Le "décret carburants" adopté par le gouvernement italien, qualifié de "mesure de nature temporaire et d'urgence", prévoit "des dispositions visant à réduire, pour une période de vingt jours à compter du 19 mars, la fiscalité sur le gazole, l'essence et le GPL", précise un communiqué du Conseil des ministres mercredi.
"L'effet attendu de la mesure est une réduction du prix de 25 centimes par litre pour le gazole et l'essence et de 12 centimes par kilo pour le GPL", ajoute le texte.
"Dès les prochaines heures, les Italiens paieront moins cher que les Allemands, les Français et les Espagnols", s'est félicité sur la chaîne de télévision Rete 4 le vice-Premier ministre et ministre des Transports italien Matteo Salvini.
Continua senza sosta il lavoro del Governo per far fronte all’aumento dei prezzi dei carburanti. pic.twitter.com/PmUO52ZFQU
— Giorgia Meloni (@GiorgiaMeloni) March 18, 2026
Réduire l'impact sur les prix des biens de consommation
Deux autres mesures figurent également dans le décret : une aide exceptionnelle accordée aux transporteurs routiers et pêcheurs d'une part, un mécanisme anti-spéculation d'autre part.
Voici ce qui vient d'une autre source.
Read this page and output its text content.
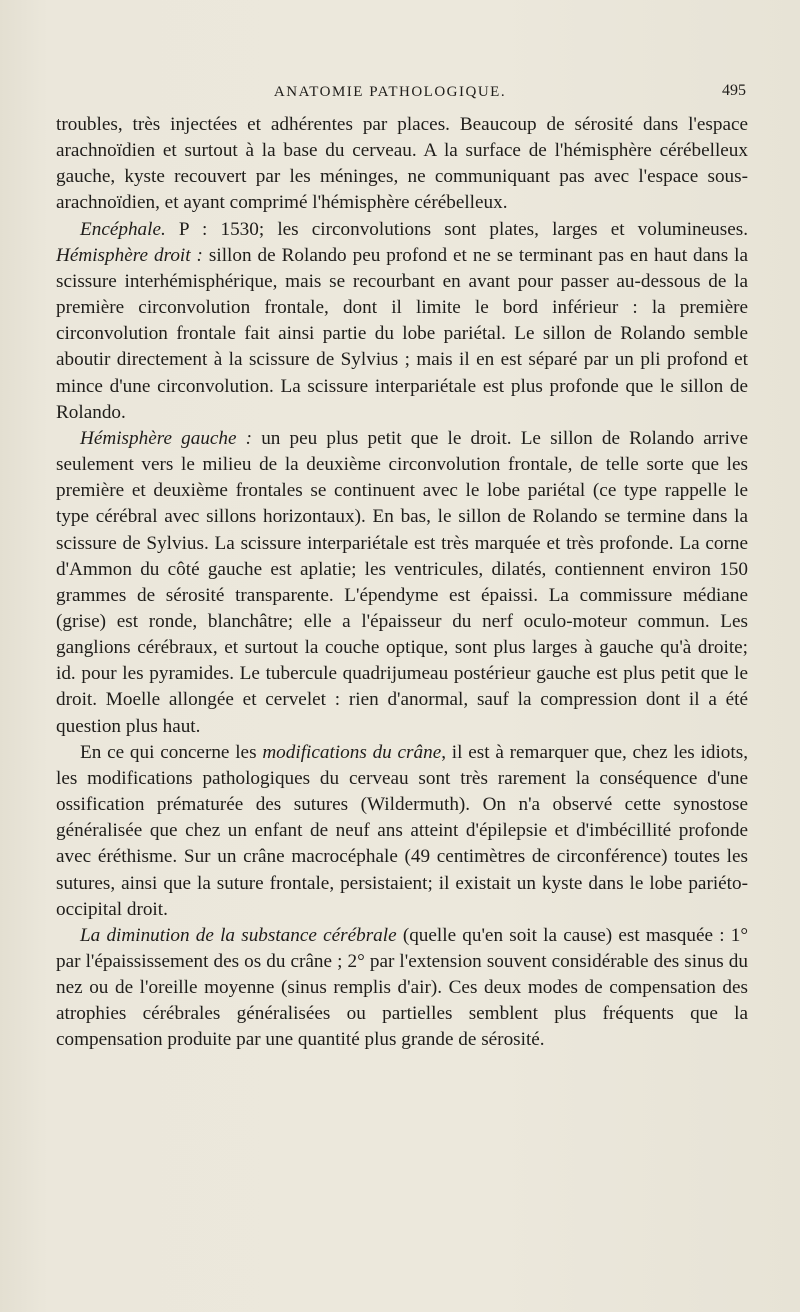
ANATOMIE PATHOLOGIQUE.	495

troubles, très injectées et adhérentes par places. Beaucoup de sérosité dans l'espace arachnoïdien et surtout à la base du cerveau. A la surface de l'hémisphère cérébelleux gauche, kyste recouvert par les méninges, ne communiquant pas avec l'espace sous-arachnoïdien, et ayant comprimé l'hémisphère cérébelleux.

Encéphale. P : 1530; les circonvolutions sont plates, larges et volumineuses. Hémisphère droit : sillon de Rolando peu profond et ne se terminant pas en haut dans la scissure interhémisphérique, mais se recourbant en avant pour passer au-dessous de la première circonvolution frontale, dont il limite le bord inférieur : la première circonvolution frontale fait ainsi partie du lobe pariétal. Le sillon de Rolando semble aboutir directement à la scissure de Sylvius ; mais il en est séparé par un pli profond et mince d'une circonvolution. La scissure interpariétale est plus profonde que le sillon de Rolando.

Hémisphère gauche : un peu plus petit que le droit. Le sillon de Rolando arrive seulement vers le milieu de la deuxième circonvolution frontale, de telle sorte que les première et deuxième frontales se continuent avec le lobe pariétal (ce type rappelle le type cérébral avec sillons horizontaux). En bas, le sillon de Rolando se termine dans la scissure de Sylvius. La scissure interpariétale est très marquée et très profonde. La corne d'Ammon du côté gauche est aplatie; les ventricules, dilatés, contiennent environ 150 grammes de sérosité transparente. L'épendyme est épaissi. La commissure médiane (grise) est ronde, blanchâtre; elle a l'épaisseur du nerf oculo-moteur commun. Les ganglions cérébraux, et surtout la couche optique, sont plus larges à gauche qu'à droite; id. pour les pyramides. Le tubercule quadrijumeau postérieur gauche est plus petit que le droit. Moelle allongée et cervelet : rien d'anormal, sauf la compression dont il a été question plus haut.

En ce qui concerne les modifications du crâne, il est à remarquer que, chez les idiots, les modifications pathologiques du cerveau sont très rarement la conséquence d'une ossification prématurée des sutures (Wildermuth). On n'a observé cette synostose généralisée que chez un enfant de neuf ans atteint d'épilepsie et d'imbécillité profonde avec éréthisme. Sur un crâne macrocéphale (49 centimètres de circonférence) toutes les sutures, ainsi que la suture frontale, persistaient; il existait un kyste dans le lobe pariéto-occipital droit.

La diminution de la substance cérébrale (quelle qu'en soit la cause) est masquée : 1° par l'épaississement des os du crâne ; 2° par l'extension souvent considérable des sinus du nez ou de l'oreille moyenne (sinus remplis d'air). Ces deux modes de compensation des atrophies cérébrales généralisées ou partielles semblent plus fréquents que la compensation produite par une quantité plus grande de sérosité.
La première consiste en un "crédit d'impôt pour les dépenses supplémentaires engagées au cours des mois de mars, avril et mai par rapport au mois de février 2026" par les chauffeurs routiers, explique le gouvernement. Cette aide doit permettre "d'éviter que la hausse du prix du gazole ne se répercute sur les prix des biens de consommation", a indiqué Giorgia Meloni sur X.
Pour les pêcheurs, ce crédit d'impôt peut "aller jusqu'à 20% des dépenses engagées pour l'achat de carburant au cours des mois de mars, avril et mai 2026", note le Conseil des ministres. Ce dernier précise avoir également prévu "des mesures de prévention et de lutte contre les phénomènes spéculatifs", notamment le renforcement de la surveillance des prix des carburants exercée par le Garant des prix auprès du ministère des Entreprises et du Made in Italy.
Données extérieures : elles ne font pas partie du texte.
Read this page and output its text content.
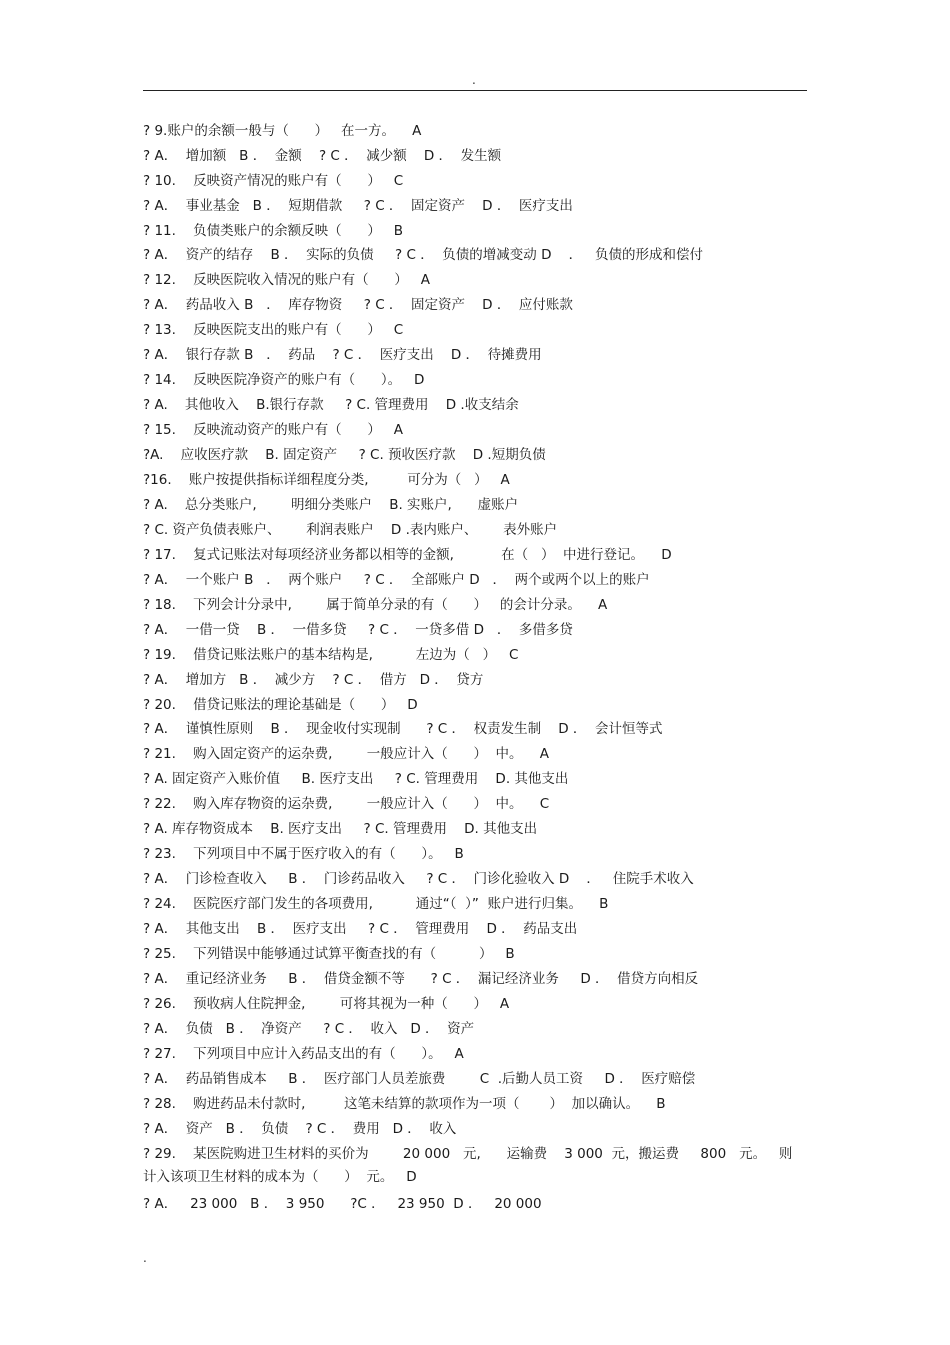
.
? 9.账户的余额一般与（      ）   在一方。    A
? A．  增加额   B ．  金额    ? C ．  减少额    D ．  发生额
? 10.    反映资产情况的账户有（      ）   C
? A．  事业基金   B ．  短期借款     ? C ．  固定资产    D ．  医疗支出
? 11.    负债类账户的余额反映（      ）   B
? A．  资产的结存    B ．  实际的负债     ? C ．  负债的增减变动 D    ．   负债的形成和偿付
? 12.    反映医院收入情况的账户有（      ）   A
? A．  药品收入 B   ．  库存物资     ? C ．  固定资产    D ．  应付账款
? 13.    反映医院支出的账户有（      ）   C
? A．  银行存款 B   ．  药品    ? C ．  医疗支出    D ．  待摊费用
? 14.    反映医院净资产的账户有（      ）。   D
? A.    其他收入    B.银行存款     ? C. 管理费用    D .收支结余
? 15.    反映流动资产的账户有（      ）   A
?A.    应收医疗款    B. 固定资产     ? C. 预收医疗款    D .短期负债
?16.    账户按提供指标详细程度分类,         可分为（   ）   A
? A.    总分类账户,        明细分类账户    B. 实账户,      虚账户
? C. 资产负债表账户、      利润表账户    D .表内账户、      表外账户
? 17.    复式记账法对每项经济业务都以相等的金额,           在（   ）  中进行登记。    D
? A．  一个账户 B   ．  两个账户     ? C ．  全部账户 D   ．  两个或两个以上的账户
? 18.    下列会计分录中,        属于简单分录的有（      ）   的会计分录。    A
? A．  一借一贷    B ．  一借多贷     ? C ．  一贷多借 D   ．  多借多贷
? 19.    借贷记账法账户的基本结构是,          左边为（   ）   C
? A．  增加方   B ．  减少方    ? C ．  借方   D ．  贷方
? 20.    借贷记账法的理论基础是（      ）   D
? A．  谨慎性原则    B ．  现金收付实现制      ? C ．  权责发生制    D ．  会计恒等式
? 21.    购入固定资产的运杂费,        一般应计入（      ）  中。    A
? A. 固定资产入账价值     B. 医疗支出     ? C. 管理费用    D. 其他支出
? 22.    购入库存物资的运杂费,        一般应计入（      ）  中。    C
? A. 库存物资成本    B. 医疗支出     ? C. 管理费用    D. 其他支出
? 23.    下列项目中不属于医疗收入的有（      ）。   B
? A．  门诊检查收入     B ．  门诊药品收入     ? C ．  门诊化验收入 D    ．   住院手术收入
? 24.    医院医疗部门发生的各项费用,          通过“（  ）”  账户进行归集。    B
? A．  其他支出    B ．  医疗支出     ? C ．  管理费用    D ．  药品支出
? 25.    下列错误中能够通过试算平衡查找的有（          ）   B
? A．  重记经济业务     B ．  借贷金额不等      ? C ．  漏记经济业务     D ．  借贷方向相反
? 26.    预收病人住院押金,        可将其视为一种（      ）   A
? A．  负债   B ．  净资产     ? C ．  收入   D ．  资产
? 27.    下列项目中应计入药品支出的有（      ）。   A
? A．  药品销售成本     B ．  医疗部门人员差旅费        C  .后勤人员工资     D ．  医疗赔偿
? 28.    购进药品未付款时,         这笔未结算的款项作为一项（       ）  加以确认。    B
? A．  资产   B ．  负债    ? C ．  费用   D ．  收入
? 29.    某医院购进卫生材料的买价为        20 000   元,      运输费    3 000  元，搬运费     800   元。   则
计入该项卫生材料的成本为（      ）  元。   D
? A．   23 000   B ．  3 950      ?C ．   23 950  D ．   20 000
.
"Pendant une période de trois mois, les compagnies pétrolières seront tenues de communiquer et de publier les prix conseillés, qui feront l'objet d'un contrôle de la part du Garant, avec la prévision de sanctions en cas de manquement". "Ce mécanisme nous permettra de stopper immédiatement les hausses injustifiées et de garantir que les compagnies pétrolières et les distributeurs baissent leurs prix en fonction de la baisse des cours du pétrole brut au niveau international", a estimé Mme Meloni.
Depuis les premières attaques en Iran lancées par les États-Unis et Israël fin février, les cours du pétrole brut ont bondi de près de 50%, conséquence notamment du blocage du détroit d'Ormuz, par lequel transite en temps normal environ un cinquième du pétrole brut mondial.
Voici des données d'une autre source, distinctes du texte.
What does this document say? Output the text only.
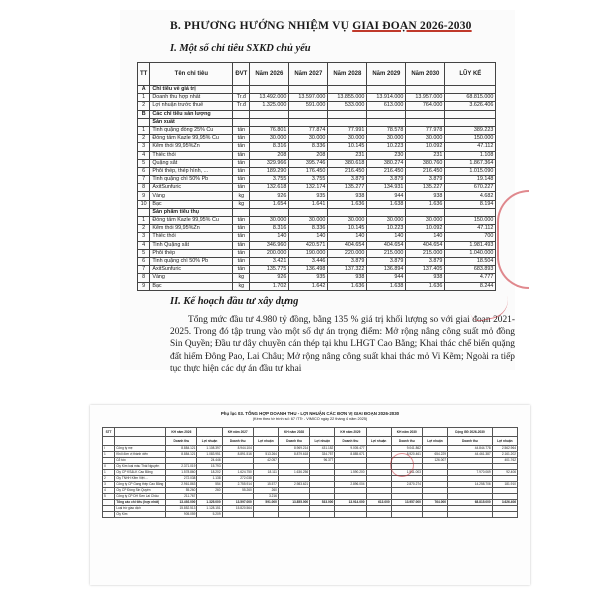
B. PHƯƠNG HƯỚNG NHIỆM VỤ GIAI ĐOẠN 2026-2030
I. Một số chỉ tiêu SXKD chủ yếu
TT	Tên chỉ tiêu	ĐVT	Năm 2026	Năm 2027	Năm 2028	Năm 2029	Năm 2030	LŨY KẾ
A	Chỉ tiêu về giá trị							
1	Doanh thu hợp nhất	Tr.đ	13.492.000	13.597.000	13.855.000	13.914.000	13.957.000	68.815.000
2	Lợi nhuận trước thuế	Tr.đ	1.325.000	591.000	533.000	613.000	764.000	3.626.406
B	Các chỉ tiêu sản lượng							
	Sản xuất							
1	Tinh quặng đồng 25% Cu	tấn	76.801	77.874	77.991	78.578	77.978	389.223
2	Đồng tấm Kazle 99,95% Cu	tấn	30.000	30.000	30.000	30.000	30.000	150.000
3	Kẽm thỏi 99,95%Zn	tấn	8.316	8.336	10.145	10.223	10.092	47.112
4	Thiếc thỏi	tấn	208	208	231	230	231	1.108
5	Quặng sắt	tấn	329.966	395.746	380.618	380.274	380.760	1.867.364
6	Phôi thép, thép hình, ...	tấn	189.290	176.450	216.450	216.450	216.450	1.015.090
7	Tinh quặng chì 50% Pb	tấn	3.755	3.755	3.879	3.879	3.879	19.148
8	AxitSunfuric	tấn	132.618	132.174	135.277	134.931	135.227	670.227
9	Vàng	kg	926	935	938	944	938	4.682
10	Bạc	kg	1.654	1.641	1.636	1.638	1.636	8.194
	Sản phẩm tiêu thụ							
1	Đồng tấm Kazle 99,95% Cu	tấn	30.000	30.000	30.000	30.000	30.000	150.000
2	Kẽm thỏi 99,95%Zn	tấn	8.316	8.336	10.145	10.223	10.092	47.112
3	Thiếc thỏi	tấn	140	140	140	140	140	700
4	Tinh Quặng sắt	tấn	346.960	420.571	404.654	404.654	404.654	1.981.493
5	Phôi thép	tấn	200.000	190.000	220.000	215.000	215.000	1.040.000
6	Tinh quặng chì 50% Pb	tấn	3.421	3.446	3.879	3.879	3.879	18.504
7	AxitSunfuric	tấn	135.775	136.498	137.322	136.894	137.405	683.893
8	Vàng	kg	926	935	938	944	938	4.777
9	Bạc	kg	1.702	1.642	1.636	1.638	1.636	8.244
II. Kế hoạch đầu tư xây dựng
Tổng mức đầu tư 4.980 tỷ đồng, bằng 135 % giá trị khối lượng so với giai đoạn 2021-2025. Trong đó tập trung vào một số dự án trọng điểm: Mở rộng nâng công suất mỏ đồng Sin Quyền; Đầu tư dây chuyền cán thép tại khu LHGT Cao Bằng; Khai thác chế biến quặng đất hiếm Đông Pao, Lai Châu; Mở rộng nâng công suất khai thác mỏ Vi Kẽm; Ngoài ra tiếp tục thực hiện các dự án đầu tư khai
Phụ lục 03. TỔNG HỢP DOANH THU - LỢI NHUẬN CÁC ĐƠN VỊ GIAI ĐOẠN 2026-2030
(Kèm theo tờ trình số: 67 /TTr - VIMICO ngày 22 tháng 4 năm 2025)
STT		KH năm 2026		KH năm 2027		KH năm 2028		KH năm 2029		KH năm 2030		Cộng GĐ 2026-2030	
		Doanh thu	Lợi nhuận	Doanh thu	Lợi nhuận	Doanh thu	Lợi nhuận	Doanh thu	Lợi nhuận	Doanh thu	Lợi nhuận	Doanh thu	Lợi nhuận
I	Công ty mẹ	8.884.121	1.108.397	8.944.104		8.969.214	431.182	9.005.477		9.041.862		44.844.778	2.562.964
1	Khối đơn vị thành viên	8.884.121	1.083.951	8.891.516	513.264	8.879.618	334.757	8.885.671		8.920.461	654.229	44.461.387	2.161.202
	Cổ tức		24.446		42.057		96.377				126.007		401.762
II	Cty Kim loại màu Thái Nguyên	2.371.019	15.793										
1	Cty CP KS&LK Cao Bằng	1.578.860	18.202	1.624.750	18.111	1.636.256		1.590.200		1.541.003		7.970.069	92.406
2	Cty TNHH Kẽm Việt ...	272.038	1.138	272.038									
3	Công ty CP Gang thép Cao Bằng	2.961.863	554	2.755.914	15.577	2.983.621		2.896.004		2.870.274		14.258.706	181.910
4	Cty CP Đồng Sin Quyền	55.260	260	55.260	260								
5	Công ty CP DH Sơn Lai Châu	211.767			3.216								
	Tổng các chỉ tiêu (hợp nhất)	13.492.000	1.325.000	13.597.000	591.000	13.855.000	533.000	13.914.000	613.000	13.957.000	764.000	68.815.000	3.626.406
	Loại trừ giao dịch	15.852.513	1.128.151	15.820.564									
	Cty Kim	905.059	5.209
Vendredi, la Serbie a annoncé réduire de 20% les accises sur les carburants afin de contenir la hausse des prix à la pompe provoquée par la guerre au Moyen-Orient. Le gouvernement allemand doit quant à lui présenter cette semaine au Parlement un projet de loi pour renforcer le contrôle des prix des carburants, en obligeant les compagnies pétrolières soupçonnées d'abus à prouver qu'elles ont agi "légalement".